Thursday 6 March 2014

Istanbul (and Constantinople and Byzantium too)


I've just come back from a glorious weekend in Istanbul (well, I say 'just' - this post is slightly delayed owing to my having to dash to Amsterdam as soon as I got back.)  So many people had raved about the city that I was a little bit worried I would be disappointed.  I wasn't.  It's every bit as beautiful and interesting as I had imagined: the sense of being at the crossroads of East and West is palpable.  Not just that, but the convergence of so many cultural ideas - Islamic, Christian, European, Middle Eastern, Central Asian, Ottoman, Turk, Byzantine, secular, religious - is fascinating.  

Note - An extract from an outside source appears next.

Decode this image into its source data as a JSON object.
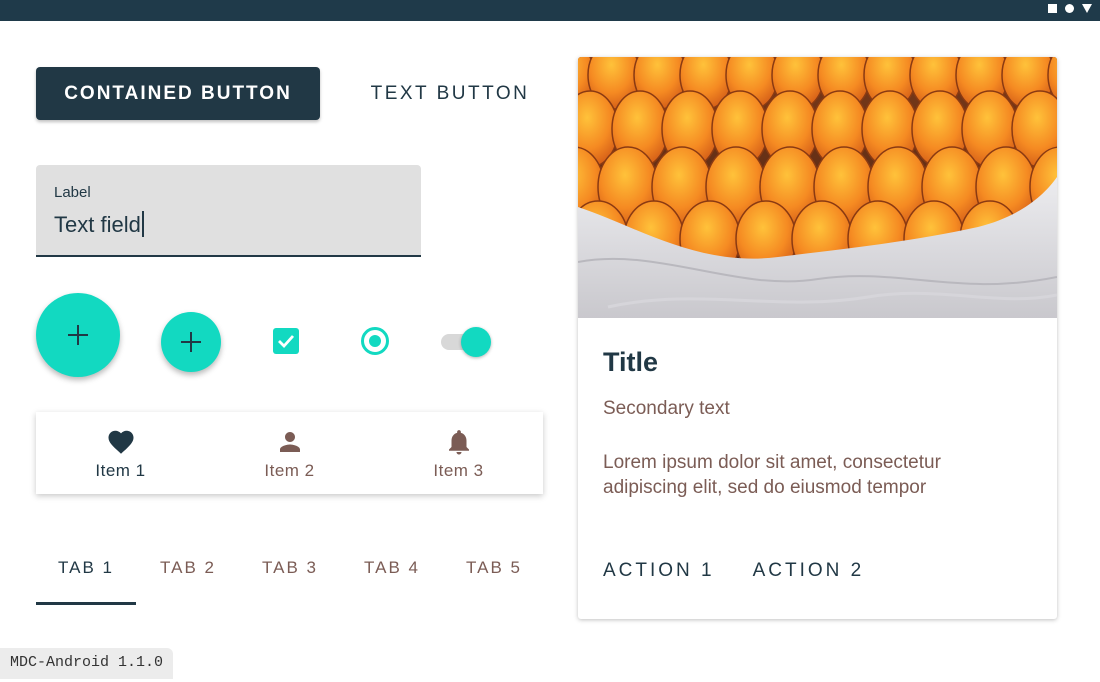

I wished, oh how I wished, I could have arrived on the Orient Express, alighting at Sirkeci Station, taken in a litter to the Pera Palace Hotel (where we had drinks and admired aforementioned litter).  I wished to jump back in time to the pre-Ataturk city (before he banned the wearing of the fez) and also to the heyday of the Ottoman Empire and the Byzantine Empire before that (especially I would like to have met the Empress Theodora, former showgirl, daughter of a bear-tamer).  But then, much of the charm of Istanbul today lies in the glimpses of all of these times and people that are still there, layered into the fabric of the city.

And if I settled for transportation via Turkish Airlines, rather than the Compagnie Internationale des Wagons Lits (I do love that name), our trip across to the Asian side of the city on Sunday afternoon meant that we did experience arriving in Istanbul by sea, having crossed the Bosphorus and watched the crescent moon rise over the city.